Question 1Following an illness, a patient becomes hypocalcemic.  Which of the following mechanisms will increase the calcium in her blood?

   the pituitary will decrease its secretion of T4.

  the thyroid will increase secretion of calcitonin.

   The pituitary will decrease its secretion of parathyroid hormone (PTH).

  The parathyroid will increase its secretion of PTH.

 Question 2Which statement, by a patient, would cause a registered nurse (RN) to suspect the patient is experiencing hyperthyroidism?

  “I just don’t seem to have an appetite anymore.”

  “My hair is falling out and my skin is always moist.”

  “My skin is really dry and course.”

  “I have not had a bowel movement in 4 days.”

 Question 3Lab work is done on a patient with untreated Grave’s disease.  The expected findings would be a _____TSH and a ___T4.                                

   low; high

   high; low

  normal; high

  high; normal.

 Question 4While examining a patient diagnosed with the extreme state of hyperthyroidism, a nurse notes ___________, which is associated with a(n) _______________.

  hypoventilation; myxedema coma.

  tetany; Addisonian crisis.

  a temperature of 105; thyrotoxic crisis.

  cretinism; adrenal crisis.

 Question 5Osteopenia is likely associated with all the following EXCEPT:

   low dietary calcium.

  hyperparathyroidism.

  high levels of calcitonin.

  increased osteoclastic activity.

 Question 6Drugs that _____________________ should be prescribed for the patient with osteoporosis.

   increase osteoclastic activity.

  increase calcium resorption.

  decrease osteoclastic activity.

   increase osteopenia.

 Question 7A patient is diagnosed with hypothyroidism. Which S&S (signs and symptoms) are expected?

  Complaints of fatigue and hair loss.

  Complaints of nervousness and exophthalmos.

  Tachycardia, increased appetite and diarrhea.

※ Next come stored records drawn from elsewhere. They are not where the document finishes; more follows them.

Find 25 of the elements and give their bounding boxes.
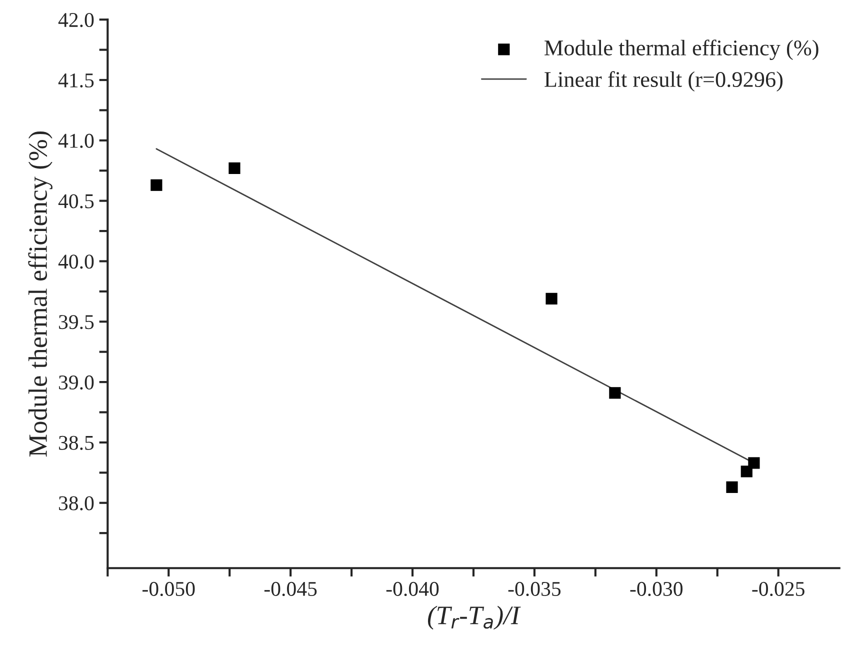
x-tick-label: -0.035 <box>508 582 561 596</box>
x-tick-label: -0.050 <box>142 582 195 596</box>
y-tick-label: 38.5 <box>58 436 94 450</box>
x-tick-label: -0.045 <box>264 582 317 596</box>
x-tick-label: -0.025 <box>752 582 804 596</box>
y-tick-label: 41.5 <box>58 73 94 88</box>
legend-label: Linear fit result (r=0.9296) <box>544 71 783 92</box>
y-tick-label: 41.0 <box>58 134 94 148</box>
point <box>546 292 558 304</box>
point <box>609 387 621 399</box>
y-tick-label: 40.5 <box>58 194 94 208</box>
x-tick-label: -0.030 <box>630 582 683 596</box>
x-axis-title: (T$_{r}$-T$_{a}$)/I <box>428 606 521 630</box>
y-tick-label: 39.0 <box>58 375 94 390</box>
point <box>228 162 240 174</box>
y-tick-label: 40.0 <box>58 254 94 269</box>
point <box>150 179 162 191</box>
legend-label: Module thermal efficiency (%) <box>544 40 818 60</box>
point <box>748 457 760 469</box>
x-tick-label: -0.040 <box>386 582 439 596</box>
y-tick-label: 38.0 <box>58 496 94 510</box>
y-tick-label: 39.5 <box>58 315 94 330</box>
point <box>726 481 738 493</box>
y-tick-label: 42.0 <box>58 12 94 28</box>
y-axis-title: Module thermal efficiency (%) <box>28 131 52 457</box>
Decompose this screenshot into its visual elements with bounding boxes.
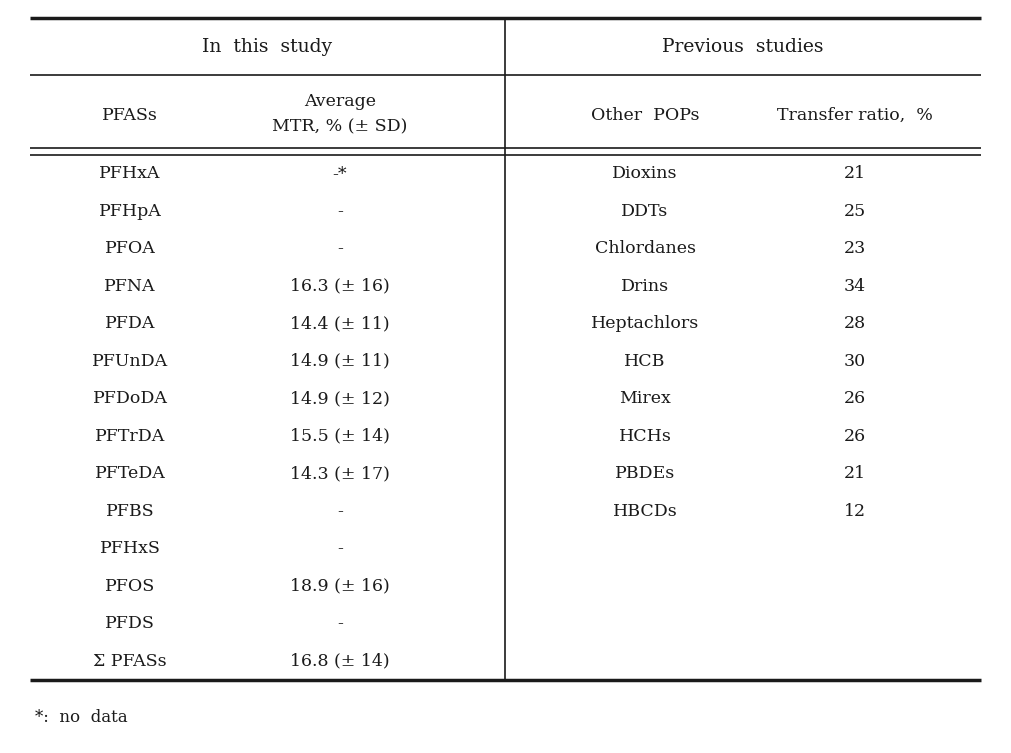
Text: HCHs: HCHs <box>619 428 671 445</box>
Text: 16.3 (± 16): 16.3 (± 16) <box>290 278 390 294</box>
Text: 21: 21 <box>844 465 866 482</box>
Text: DDTs: DDTs <box>622 203 668 220</box>
Text: Chlordanes: Chlordanes <box>594 240 696 258</box>
Text: Dioxins: Dioxins <box>613 165 677 182</box>
Text: 14.9 (± 12): 14.9 (± 12) <box>290 390 390 407</box>
Text: Drins: Drins <box>621 278 669 294</box>
Text: 26: 26 <box>844 390 866 407</box>
Text: Σ PFASs: Σ PFASs <box>93 653 167 669</box>
Text: PFBS: PFBS <box>106 503 155 520</box>
Text: PFHpA: PFHpA <box>99 203 162 220</box>
Text: 14.3 (± 17): 14.3 (± 17) <box>290 465 390 482</box>
Text: -: - <box>337 615 343 633</box>
Text: 14.9 (± 11): 14.9 (± 11) <box>290 352 390 370</box>
Text: PFHxA: PFHxA <box>99 165 161 182</box>
Text: Other  POPs: Other POPs <box>590 106 700 123</box>
Text: Average: Average <box>304 93 376 109</box>
Text: HBCDs: HBCDs <box>613 503 677 520</box>
Text: PBDEs: PBDEs <box>615 465 675 482</box>
Text: 16.8 (± 14): 16.8 (± 14) <box>290 653 390 669</box>
Text: -*: -* <box>333 165 348 182</box>
Text: -: - <box>337 203 343 220</box>
Text: PFDoDA: PFDoDA <box>93 390 168 407</box>
Text: 12: 12 <box>844 503 866 520</box>
Text: PFUnDA: PFUnDA <box>92 352 168 370</box>
Text: PFNA: PFNA <box>104 278 156 294</box>
Text: 23: 23 <box>844 240 866 258</box>
Text: Heptachlors: Heptachlors <box>590 316 700 332</box>
Text: PFTrDA: PFTrDA <box>95 428 165 445</box>
Text: Previous  studies: Previous studies <box>662 38 824 56</box>
Text: 15.5 (± 14): 15.5 (± 14) <box>290 428 390 445</box>
Text: 34: 34 <box>844 278 866 294</box>
Text: 30: 30 <box>844 352 866 370</box>
Text: PFTeDA: PFTeDA <box>95 465 166 482</box>
Text: 26: 26 <box>844 428 866 445</box>
Text: In  this  study: In this study <box>202 38 333 56</box>
Text: PFOS: PFOS <box>105 578 155 595</box>
Text: PFDS: PFDS <box>105 615 155 633</box>
Text: -: - <box>337 240 343 258</box>
Text: -: - <box>337 503 343 520</box>
Text: PFDA: PFDA <box>105 316 155 332</box>
Text: 21: 21 <box>844 165 866 182</box>
Text: 25: 25 <box>844 203 866 220</box>
Text: 28: 28 <box>844 316 866 332</box>
Text: -: - <box>337 540 343 557</box>
Text: 18.9 (± 16): 18.9 (± 16) <box>290 578 390 595</box>
Text: 14.4 (± 11): 14.4 (± 11) <box>290 316 390 332</box>
Text: PFOA: PFOA <box>104 240 156 258</box>
Text: Transfer ratio,  %: Transfer ratio, % <box>777 106 933 123</box>
Text: *:  no  data: *: no data <box>35 709 127 727</box>
Text: MTR, % (± SD): MTR, % (± SD) <box>272 118 407 136</box>
Text: HCB: HCB <box>625 352 665 370</box>
Text: PFASs: PFASs <box>102 106 158 123</box>
Text: Mirex: Mirex <box>619 390 671 407</box>
Text: PFHxS: PFHxS <box>99 540 161 557</box>
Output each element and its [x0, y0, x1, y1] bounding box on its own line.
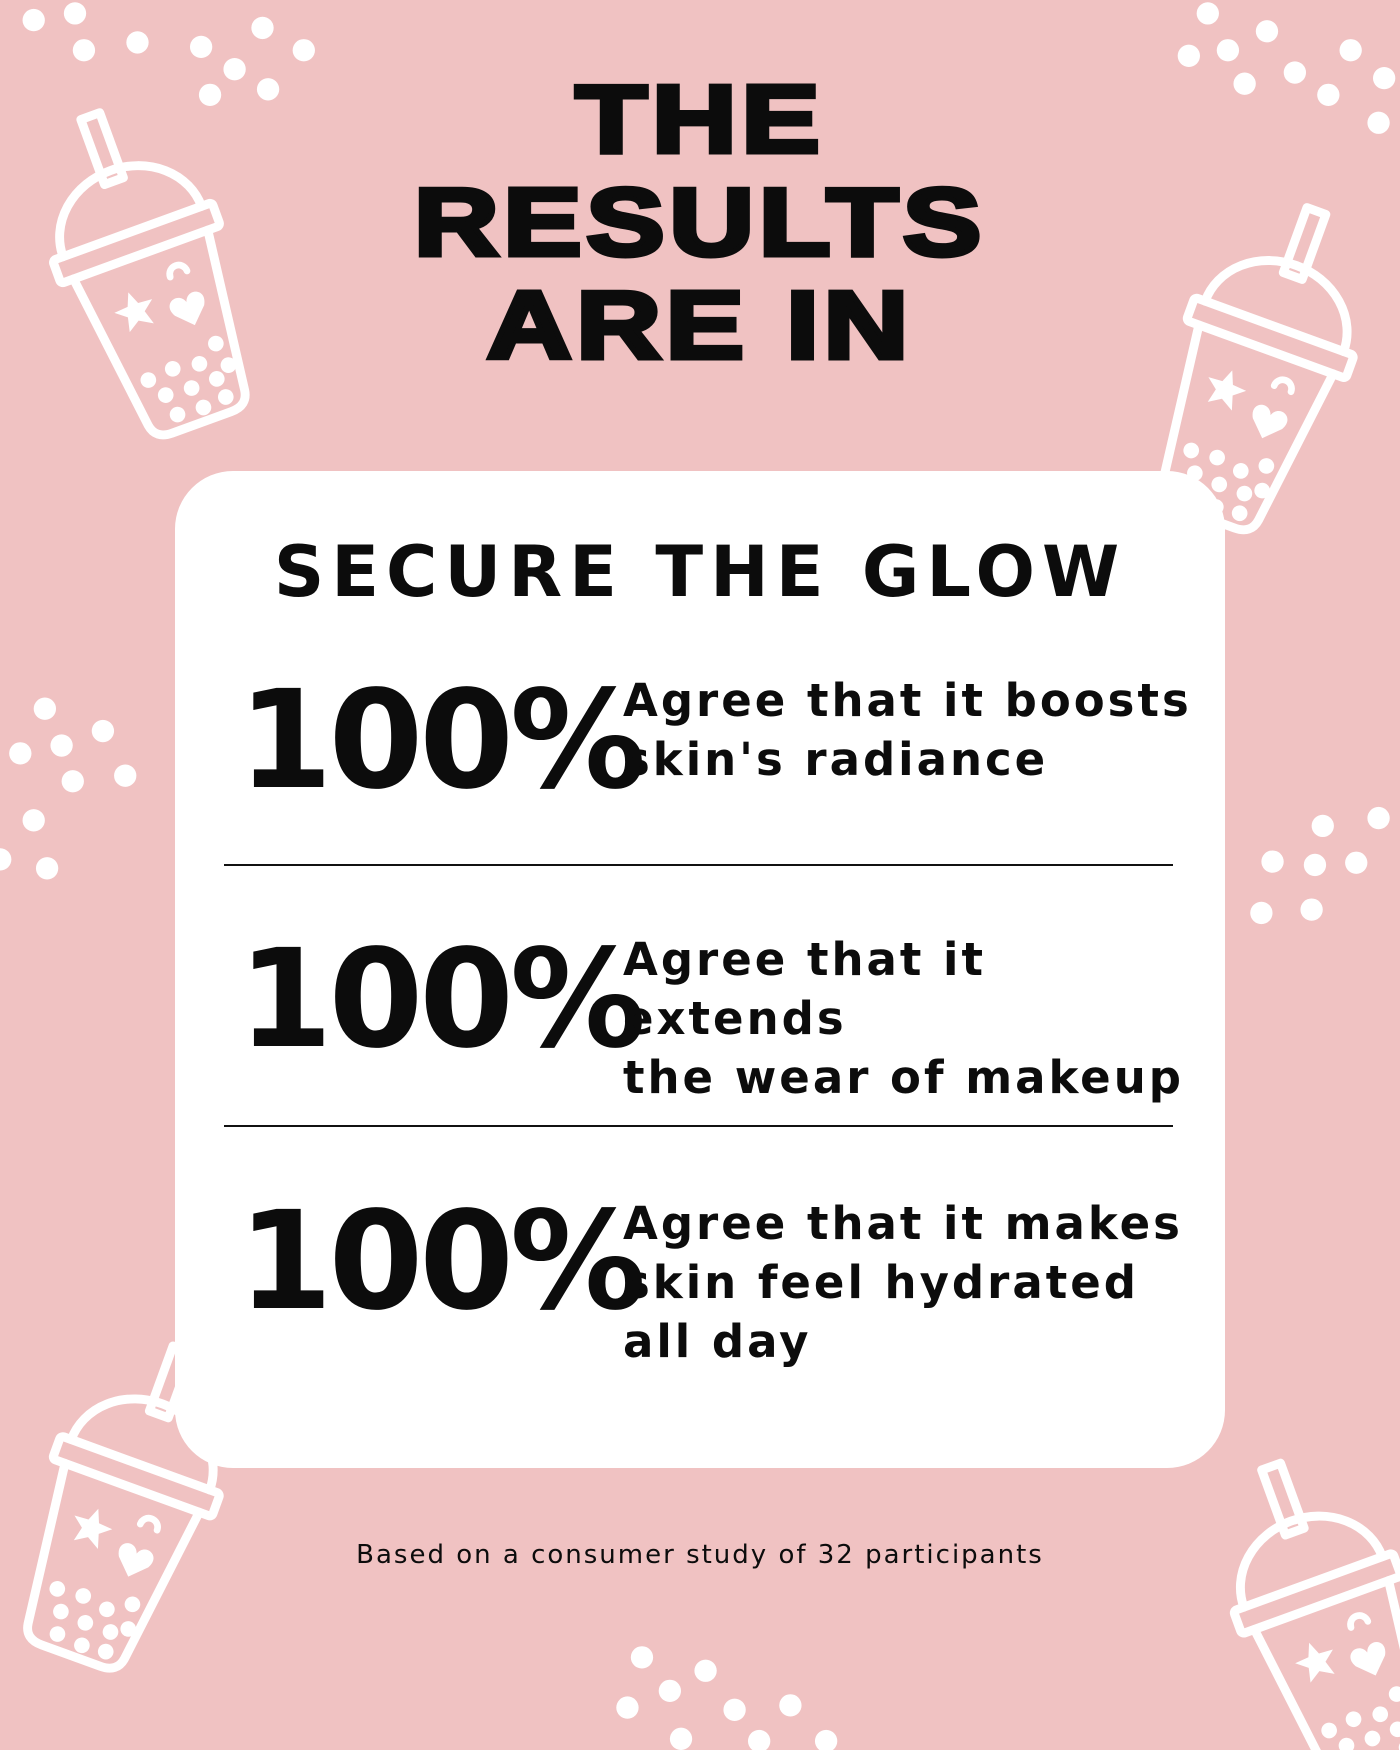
results-card: SECURE THE GLOW 100% Agree that it boost…	[175, 471, 1225, 1468]
divider	[224, 1125, 1173, 1127]
description-line: the wear of makeup	[623, 1051, 1184, 1104]
card-title: SECURE THE GLOW	[273, 531, 1127, 613]
description-line: all day	[623, 1315, 812, 1368]
stat-value: 100%	[238, 662, 646, 820]
stat-value: 100%	[238, 1183, 646, 1341]
headline-line-3: ARE IN	[484, 272, 914, 379]
stat-description: Agree that it boosts skin's radiance	[623, 671, 1223, 789]
footnote: Based on a consumer study of 32 particip…	[356, 1540, 1044, 1570]
stat-value: 100%	[238, 921, 646, 1079]
headline-line-1: THE	[573, 66, 825, 173]
description-line: Agree that it boosts	[623, 674, 1192, 727]
description-line: Agree that it extends	[623, 933, 986, 1045]
stat-description: Agree that it makes skin feel hydrated a…	[623, 1194, 1223, 1371]
description-line: skin's radiance	[623, 733, 1049, 786]
headline-line-2: RESULTS	[411, 169, 987, 276]
stat-description: Agree that it extends the wear of makeup	[623, 930, 1223, 1107]
description-line: Agree that it makes	[623, 1197, 1183, 1250]
divider	[224, 864, 1173, 866]
bubble-tea-cup-icon	[1191, 1438, 1400, 1750]
description-line: skin feel hydrated	[623, 1256, 1139, 1309]
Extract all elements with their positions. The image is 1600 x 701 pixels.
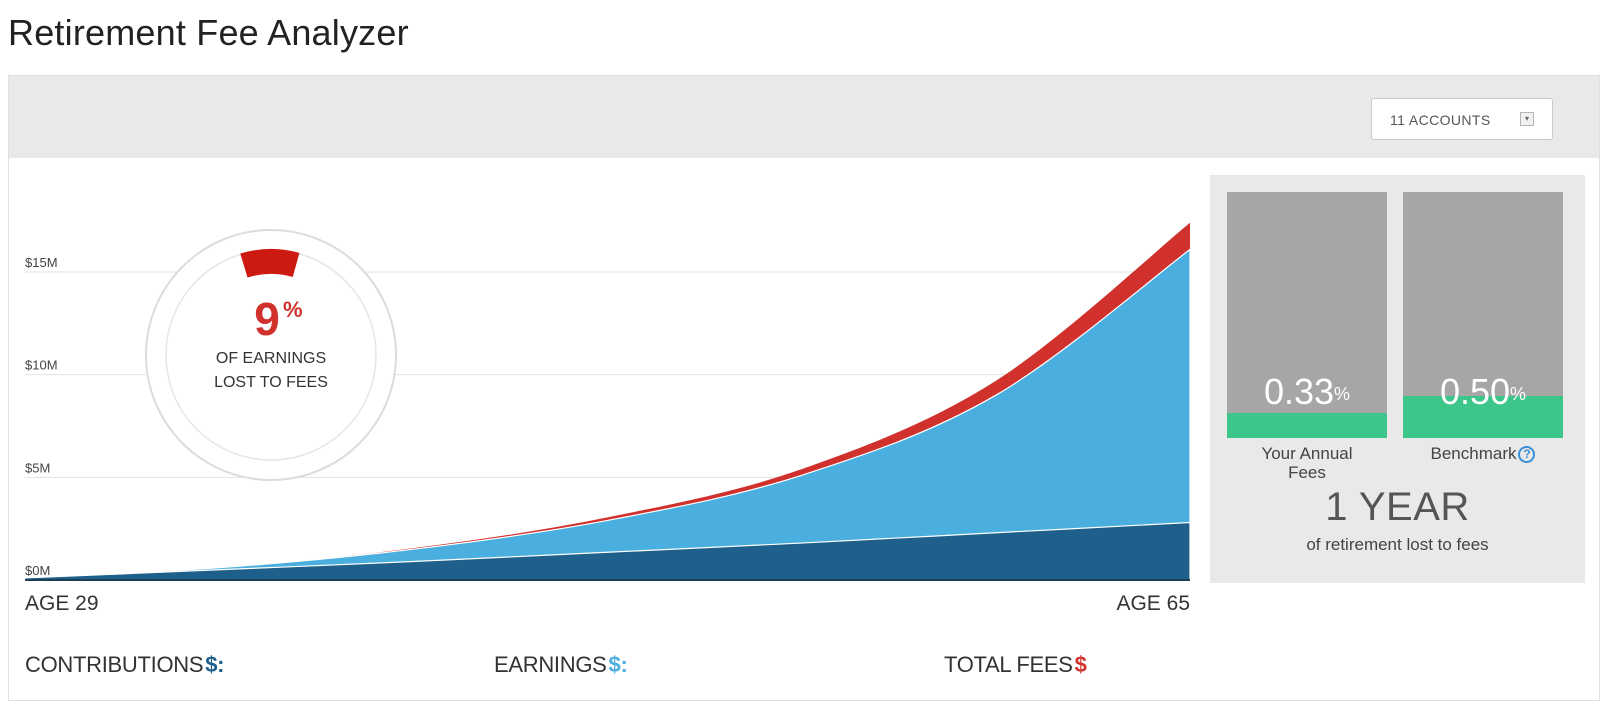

  A goiter and complaints of stiffness of the hands.

 Question 8A patient, diagnosed with hypothyroidism is prescribed a synthetic thyroid hormone (levothyroxine). Which assessment data indicate the medication has been effective?

  A measured heart rate of 48 beats/minute.

  A measured temperature of 98.6°.

  A 3-pound weight gain.

  Hypotension and hypoventilation.

 Question 9A patient who just came out of general anesthesia has lab work done.  The serum osmolality is 165.   The nurse taking care of this patient suspects that his _____ is due to _________.

Normal serum osmolality: 280 to 295

  hyperosmolality: diabetes insipidus (DI).

  hypoosmolality: syndrome of inappropriate ADH (SIADH).

   dry mucus membranes: SIADH.

   shift of calcium into blood: a state of hypopolarization inside the cells.

 Question 10A nurse, caring for a patient who has been diagnosed with diabetes insipidus (DI), would expect to find which sign and symptom (S&S)?   

   signs of cerebral edema such as decreased LOC.

  signs of cerebral cell dehydration such as headache.

   generalized edema

  crackles in the lungs upon auscultation.